Ranelagh is a township in the Huon Valley of Tasmania, Australia. It is a satellite town of Huonville, to which it is adjacent, and is a former agricultural area and now a tourist town and residence for workers who commute to other areas for work. At the , Ranelagh had 1,027 people.

It is best known for the Ranelagh Showgrounds which host the annual Huon Show and Taste of the Huon events which are major tourism attractions for the Huon Valley.

==Etymology==
Ranelagh previously shared the name Victoria with neighbouring Huonville. Huonville was renamed in 1891 when it was gazetted as a town.

==Features==
Ranelagh is a semi-rural locality.
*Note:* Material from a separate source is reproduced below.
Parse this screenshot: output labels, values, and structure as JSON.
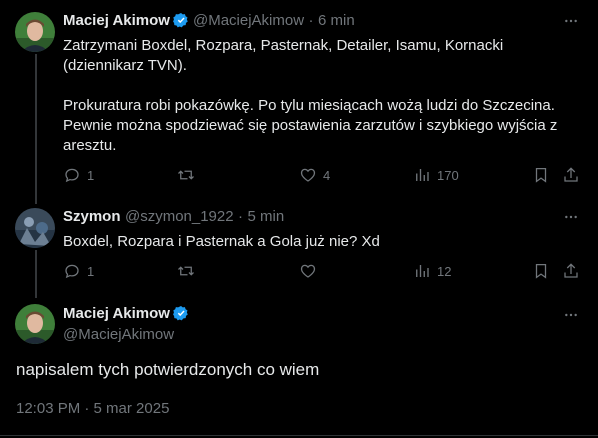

The centre are Marguerite and Wilmot Streets. Marguerite St includes the Ranelagh Soldiers' Memorial Hall opened in 1924, Summer Kitchen Cafe, Ranelagh General Store and the Ranelagh Showgrounds on the corner of Marguerite and Ranelagh St.

Wilmot St holds the heritage-listed Clifton estate (previously Matilda's of Ranelagh) St Marys of the Cross Catholic Church and St James Anglican Church and respective cemeteries. Ranelagh also includes the Jimmy Watson Memorial Trophy winning Home Hill Winery and Huon Bush Retreats.